NYU School of Law has long recognized that a plurality of perspectives is a source of strength for individuals, as well as for institutions, and is proud of its longstanding history of diversity and inclusion.  Not content to rest on its laurels, NYU Law continues to engage the diversity and inclusion of the Law School and the profession more generally.  Investing additional energy and resources into developing a more diverse, inclusive, and equitable legal community is a core tenet of the Law School’s strategic plan.

We have undertaken a range of efforts to ensure that the Law School is a diverse and inclusive learning community.  Faculty have engaged in peer-led small group discussions concerning best practices for addressing diversity and social and societal context in the classroom.  Using a software system, students have the option of specifying their preferred pronouns for professor use in classroom seating charts.

The Law School’s Inclusion & Diversity Committee (IDC) has engaged in a multi-year project to address a broad range of diversity-related issues on campus.

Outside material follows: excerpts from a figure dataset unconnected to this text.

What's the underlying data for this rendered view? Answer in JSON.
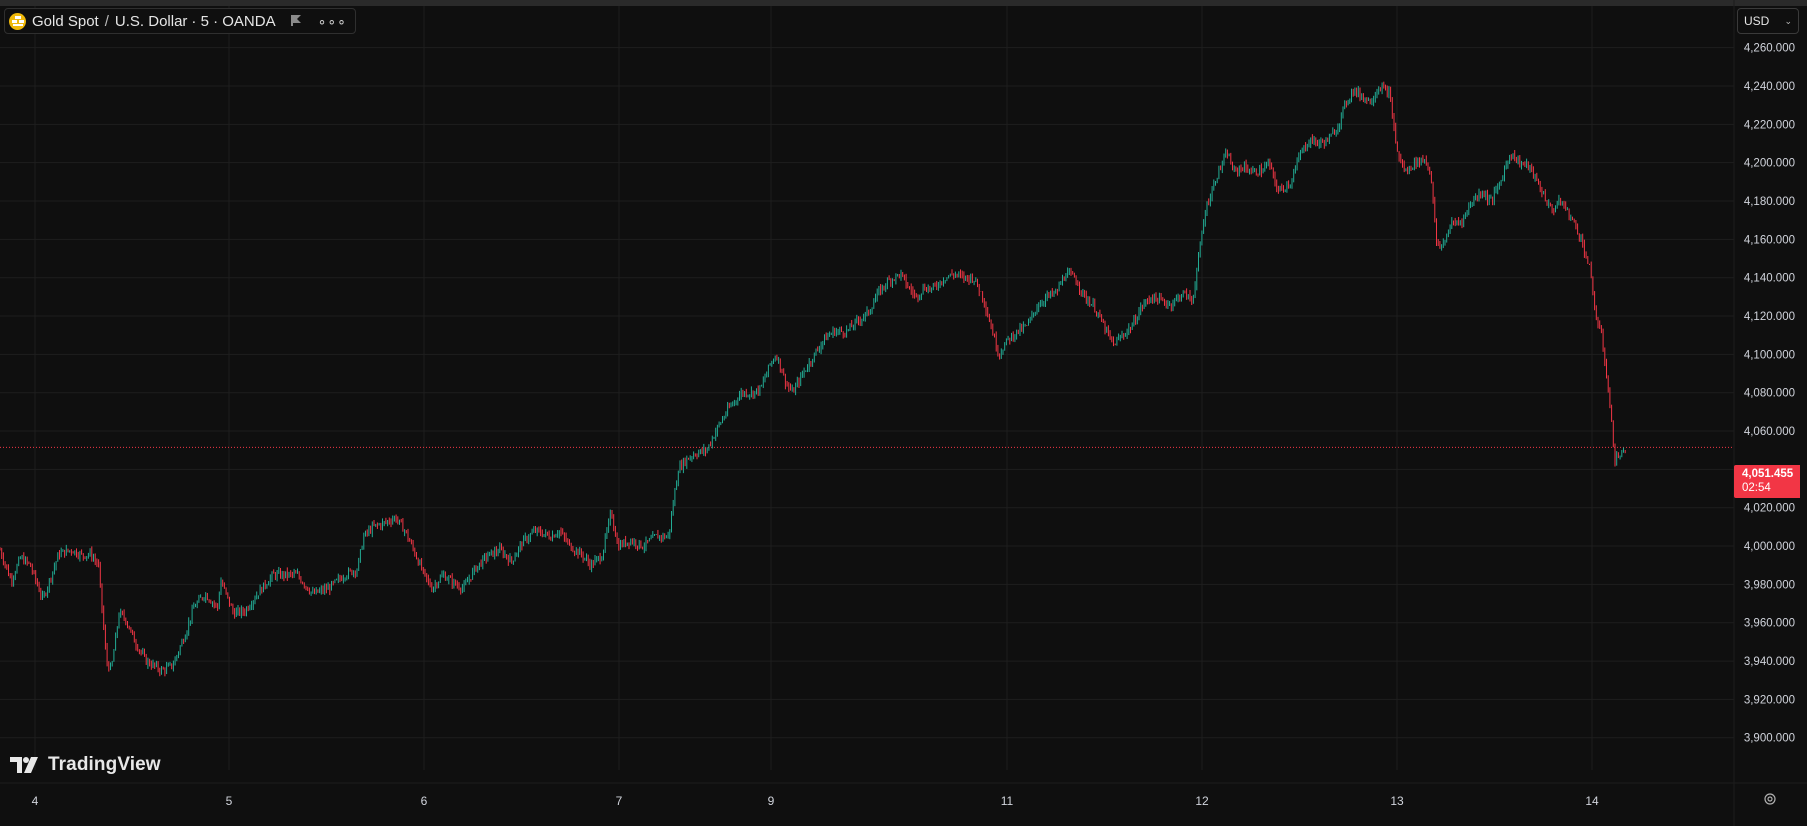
{
  "header": {
    "symbol": "Gold Spot",
    "separator": "/",
    "quote": "U.S. Dollar",
    "suffix": "· 5 · OANDA",
    "currency": "USD"
  },
  "price_label": {
    "price": "4,051.455",
    "countdown": "02:54"
  },
  "watermark": "TradingView",
  "colors": {
    "background": "#0f0f0f",
    "grid": "#1e1e1e",
    "up": "#22ab94",
    "down": "#f23645",
    "axis_text": "#d1d4dc",
    "logo": "#f0b90b"
  },
  "icons": [
    "gold-coin-icon",
    "flag-icon",
    "more-dots-icon",
    "chevron-down-icon",
    "settings-icon",
    "tradingview-logo-icon"
  ],
  "chart_data": {
    "type": "line",
    "title": "",
    "xlabel": "",
    "ylabel": "",
    "ylim": [
      3891,
      4264
    ],
    "current_price": 4051.455,
    "y_ticks": [
      {
        "value": 4260,
        "label": "4,260.000"
      },
      {
        "value": 4240,
        "label": "4,240.000"
      },
      {
        "value": 4220,
        "label": "4,220.000"
      },
      {
        "value": 4200,
        "label": "4,200.000"
      },
      {
        "value": 4180,
        "label": "4,180.000"
      },
      {
        "value": 4160,
        "label": "4,160.000"
      },
      {
        "value": 4140,
        "label": "4,140.000"
      },
      {
        "value": 4120,
        "label": "4,120.000"
      },
      {
        "value": 4100,
        "label": "4,100.000"
      },
      {
        "value": 4080,
        "label": "4,080.000"
      },
      {
        "value": 4060,
        "label": "4,060.000"
      },
      {
        "value": 4040,
        "label": "4,040.000"
      },
      {
        "value": 4020,
        "label": "4,020.000"
      },
      {
        "value": 4000,
        "label": "4,000.000"
      },
      {
        "value": 3980,
        "label": "3,980.000"
      },
      {
        "value": 3960,
        "label": "3,960.000"
      },
      {
        "value": 3940,
        "label": "3,940.000"
      },
      {
        "value": 3920,
        "label": "3,920.000"
      },
      {
        "value": 3900,
        "label": "3,900.000"
      }
    ],
    "x_ticks": [
      "4",
      "5",
      "6",
      "7",
      "9",
      "11",
      "12",
      "13",
      "14"
    ],
    "x_domain": [
      3.83,
      14.75
    ],
    "series": [
      {
        "color_up": "#22ab94",
        "color_down": "#f23645",
        "points": [
          [
            3.83,
            3998
          ],
          [
            3.9,
            3982
          ],
          [
            3.96,
            3994
          ],
          [
            4.02,
            3990
          ],
          [
            4.1,
            3972
          ],
          [
            4.2,
            3996
          ],
          [
            4.28,
            3998
          ],
          [
            4.35,
            3995
          ],
          [
            4.4,
            3996
          ],
          [
            4.45,
            3990
          ],
          [
            4.5,
            3940
          ],
          [
            4.53,
            3935
          ],
          [
            4.58,
            3965
          ],
          [
            4.62,
            3962
          ],
          [
            4.68,
            3950
          ],
          [
            4.75,
            3940
          ],
          [
            4.85,
            3935
          ],
          [
            4.92,
            3938
          ],
          [
            5.0,
            3955
          ],
          [
            5.05,
            3968
          ],
          [
            5.12,
            3975
          ],
          [
            5.2,
            3968
          ],
          [
            5.22,
            3982
          ],
          [
            5.3,
            3965
          ],
          [
            5.37,
            3966
          ],
          [
            5.45,
            3975
          ],
          [
            5.55,
            3985
          ],
          [
            5.63,
            3985
          ],
          [
            5.7,
            3985
          ],
          [
            5.75,
            3980
          ],
          [
            5.8,
            3975
          ],
          [
            5.9,
            3978
          ],
          [
            6.0,
            3985
          ],
          [
            6.08,
            3988
          ],
          [
            6.12,
            4005
          ],
          [
            6.18,
            4010
          ],
          [
            6.25,
            4012
          ],
          [
            6.32,
            4015
          ],
          [
            6.38,
            4008
          ],
          [
            6.45,
            3995
          ],
          [
            6.5,
            3985
          ],
          [
            6.55,
            3978
          ],
          [
            6.62,
            3985
          ],
          [
            6.7,
            3980
          ],
          [
            6.75,
            3978
          ],
          [
            6.82,
            3988
          ],
          [
            6.9,
            3995
          ],
          [
            6.98,
            3998
          ],
          [
            7.05,
            3992
          ],
          [
            7.12,
            4002
          ],
          [
            7.2,
            4008
          ],
          [
            7.3,
            4005
          ],
          [
            7.35,
            4008
          ],
          [
            7.42,
            4000
          ],
          [
            7.5,
            3995
          ],
          [
            7.55,
            3990
          ],
          [
            7.62,
            3995
          ],
          [
            7.68,
            4018
          ],
          [
            7.72,
            4000
          ],
          [
            7.8,
            4003
          ],
          [
            7.88,
            4000
          ],
          [
            7.96,
            4005
          ],
          [
            8.04,
            4005
          ],
          [
            8.1,
            4040
          ],
          [
            8.15,
            4045
          ],
          [
            8.2,
            4048
          ],
          [
            8.28,
            4050
          ],
          [
            8.35,
            4062
          ],
          [
            8.42,
            4072
          ],
          [
            8.5,
            4080
          ],
          [
            8.57,
            4080
          ],
          [
            8.62,
            4082
          ],
          [
            8.68,
            4095
          ],
          [
            8.72,
            4100
          ],
          [
            8.78,
            4085
          ],
          [
            8.82,
            4080
          ],
          [
            8.9,
            4092
          ],
          [
            8.96,
            4100
          ],
          [
            9.02,
            4108
          ],
          [
            9.08,
            4112
          ],
          [
            9.16,
            4112
          ],
          [
            9.24,
            4118
          ],
          [
            9.3,
            4122
          ],
          [
            9.36,
            4132
          ],
          [
            9.42,
            4138
          ],
          [
            9.5,
            4142
          ],
          [
            9.55,
            4135
          ],
          [
            9.6,
            4130
          ],
          [
            9.65,
            4135
          ],
          [
            9.7,
            4134
          ],
          [
            9.78,
            4140
          ],
          [
            9.84,
            4142
          ],
          [
            9.9,
            4140
          ],
          [
            9.96,
            4140
          ],
          [
            10.02,
            4130
          ],
          [
            10.08,
            4112
          ],
          [
            10.12,
            4100
          ],
          [
            10.18,
            4108
          ],
          [
            10.24,
            4112
          ],
          [
            10.3,
            4115
          ],
          [
            10.36,
            4125
          ],
          [
            10.42,
            4130
          ],
          [
            10.48,
            4132
          ],
          [
            10.54,
            4142
          ],
          [
            10.6,
            4140
          ],
          [
            10.66,
            4130
          ],
          [
            10.72,
            4125
          ],
          [
            10.78,
            4115
          ],
          [
            10.84,
            4105
          ],
          [
            10.9,
            4110
          ],
          [
            10.96,
            4115
          ],
          [
            11.02,
            4125
          ],
          [
            11.08,
            4130
          ],
          [
            11.14,
            4128
          ],
          [
            11.2,
            4126
          ],
          [
            11.28,
            4132
          ],
          [
            11.34,
            4128
          ],
          [
            11.42,
            4175
          ],
          [
            11.5,
            4195
          ],
          [
            11.56,
            4205
          ],
          [
            11.6,
            4195
          ],
          [
            11.66,
            4198
          ],
          [
            11.72,
            4195
          ],
          [
            11.78,
            4196
          ],
          [
            11.82,
            4200
          ],
          [
            11.88,
            4185
          ],
          [
            11.96,
            4190
          ],
          [
            12.02,
            4205
          ],
          [
            12.08,
            4212
          ],
          [
            12.14,
            4210
          ],
          [
            12.2,
            4212
          ],
          [
            12.26,
            4220
          ],
          [
            12.3,
            4230
          ],
          [
            12.35,
            4238
          ],
          [
            12.4,
            4235
          ],
          [
            12.46,
            4232
          ],
          [
            12.52,
            4240
          ],
          [
            12.58,
            4236
          ],
          [
            12.63,
            4205
          ],
          [
            12.68,
            4195
          ],
          [
            12.74,
            4200
          ],
          [
            12.8,
            4202
          ],
          [
            12.84,
            4195
          ],
          [
            12.88,
            4155
          ],
          [
            12.92,
            4158
          ],
          [
            12.97,
            4168
          ],
          [
            13.04,
            4170
          ],
          [
            13.1,
            4180
          ],
          [
            13.16,
            4185
          ],
          [
            13.22,
            4180
          ],
          [
            13.28,
            4190
          ],
          [
            13.34,
            4205
          ],
          [
            13.4,
            4200
          ],
          [
            13.46,
            4198
          ],
          [
            13.54,
            4185
          ],
          [
            13.6,
            4175
          ],
          [
            13.66,
            4180
          ],
          [
            13.72,
            4172
          ],
          [
            13.78,
            4162
          ],
          [
            13.84,
            4145
          ],
          [
            13.88,
            4120
          ],
          [
            13.92,
            4108
          ],
          [
            13.96,
            4080
          ],
          [
            14.0,
            4045
          ],
          [
            14.04,
            4048
          ],
          [
            14.07,
            4051
          ]
        ]
      }
    ]
  }
}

The Committee’s mission is to foster and support diversity in all respects, with special attentiveness to groups historically or currently under-represented in the law or in leadership in the legal profession, including on the basis of race, ethnicity, sex, gender identity, sexual orientation, socioeconomic status, religion, and mental or physical disability. Specifically, as regards the faculty, staff, administrators, and students of NYU Law, the IDC aims to ensure that diverse groups are represented and supported, and diverse viewpoints are heard and respected. The IDC has worked to  pay structural attention to student climate issues, including peer-to-peer and classroom interactions; to give attention to academic opportunity and success, including teaching assistant and research assistant opportunities, extracurricular activities, honors and awards, and student advising; to support sustained attention to diversity in faculty hiring, student admissions and recruitment; to identify and rectify any recurring sources of conflict on issues of inclusion, and to strategically advise the Dean, vice deans, and heads of faculty committees on issues of diversity and inclusion.

The school hired its first Assistant Dean for Diversity and Inclusion who works with the Inclusion and Diversity Committee, collaborates with the Office of Student Affairs, acts as a resource for faculty, and serves as a thought partner and strategic advisor to the community at large.

Inclusion has been at the forefront of new student orientation, emphasizing that inclusion is a core community value. Through programming and events, students are introduced to some of the ways diversity and identity may arise in the coursework and class discussions.

To enrich the intellectual life and contribute to thought leadership on inclusion, NYU Law has launched three new centers focused on advancing diversity, inclusion, and equity: The Center for Diversity, Inclusion and Belonging, the Center on Race, Inequality and the Law, and the Birnbaum Women’s Leadership Network. These centers signal to the Law School community and the world the centrality of these issues to our intellectual life. They also provide new and expanded opportunities for students to engage in legal work, attend conferences and events, and seek out training in these areas.

While this list is not exhaustive, it does provide some illustrative examples of how the school is working to be inclusive and welcoming to all.

NYU Law places tremendous value on being a community whose diversity reflects the broader world and where students, faculty, and staff from all backgrounds feel equally able to benefit from our resources and the richness of our intellectual life. We are proud of our achievements and look forward to seeking ways to continue to improve upon our successes across the entire institution.